Zonnepanelen dragen tijdens de productie nog wel een redelijke CO2-verantwoordelijkheid, maar die wordt na de ingebruikname al snel ingehaald. Na minder dan 3 jaar zijn ze CO2-neutraal, en ze blijven nog tientallen jaren actief terwijl ze geen enkele CO2 meer uitstoten. Sterker zelfs: ze blijven energie genereren. Geen enkel ander product kan deze vergelijking aan. Nog een troef is de samenstelling van de zonnepanelen. De cellen zijn gemaakt uit silicium, een van de meest voorkomende elementen in de aardkorst. De grootste oppervlakte van een paneel bestaat uit glas, een derivaat van zand, een andere grondstof waaraan we geen gebrek hebben. Op het einde zijn de meeste panelen ook nog eens voor 85 tot 98% recycleerbaar.’

Hoe werkt een fotovoltaïsche installatie?

Een fotovoltaïsche installatie, ook pv-installatie genoemd (van ‘photovoltaic’) bestaat uit drie basisonderdelen: zonnepanelen, een omvormer en een montagestructuur. De zonnecellen zetten de straling van de zon direct om naar elektriciteit.
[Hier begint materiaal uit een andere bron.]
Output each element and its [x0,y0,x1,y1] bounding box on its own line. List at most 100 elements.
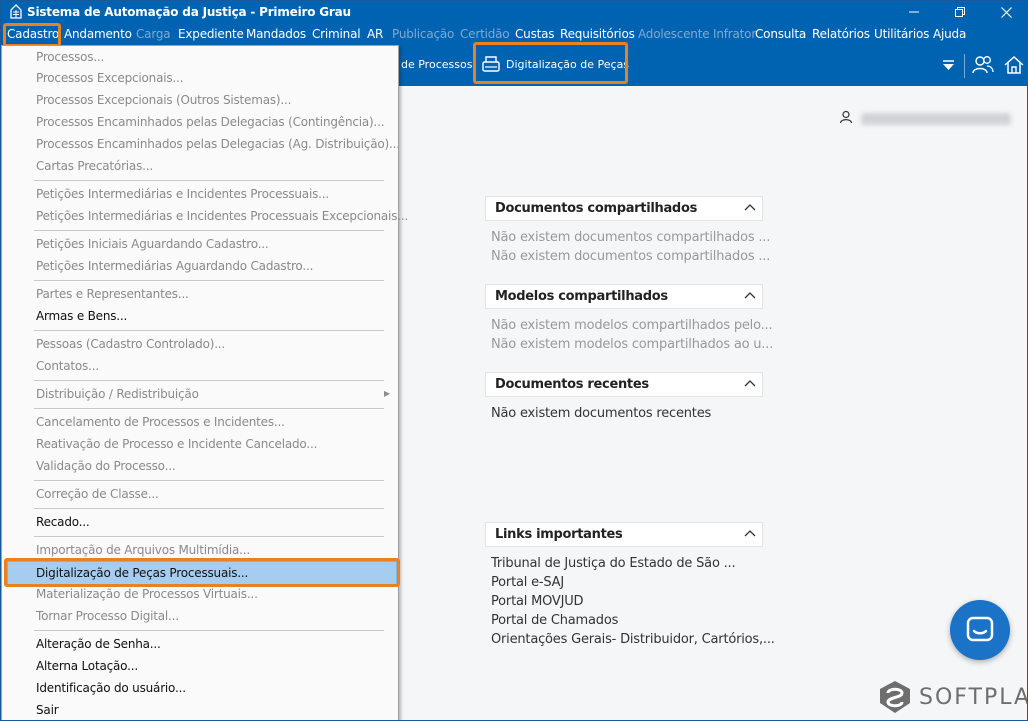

De meest voorkomende cellen zijn monokristallijn (zwart), polykristallijn (blauw) en amorf silicium. Een omvormer (ook transformator genoemd) zorgt ervoor dat de gelijkstroom van panelen wordt omgezet naar bruikbare wisselstroom voor onze woning. De elektriciteit kan aangesloten worden op het elektriciteitsnetwerk (‘grid-connected’), of gekoppeld aan een eigen gesloten systeem (‘stand-alone’). Stand-alonesystemen hebben bijkomende elementen nodig zoals batterijen. Dat maakt deze systemen een stuk duurder.

In België en de rest van Europa zijn zo goed als alle pv-installaties aangesloten op het publieke netwerk.

Hoeveel brengen fotovoltaïsche panelen op?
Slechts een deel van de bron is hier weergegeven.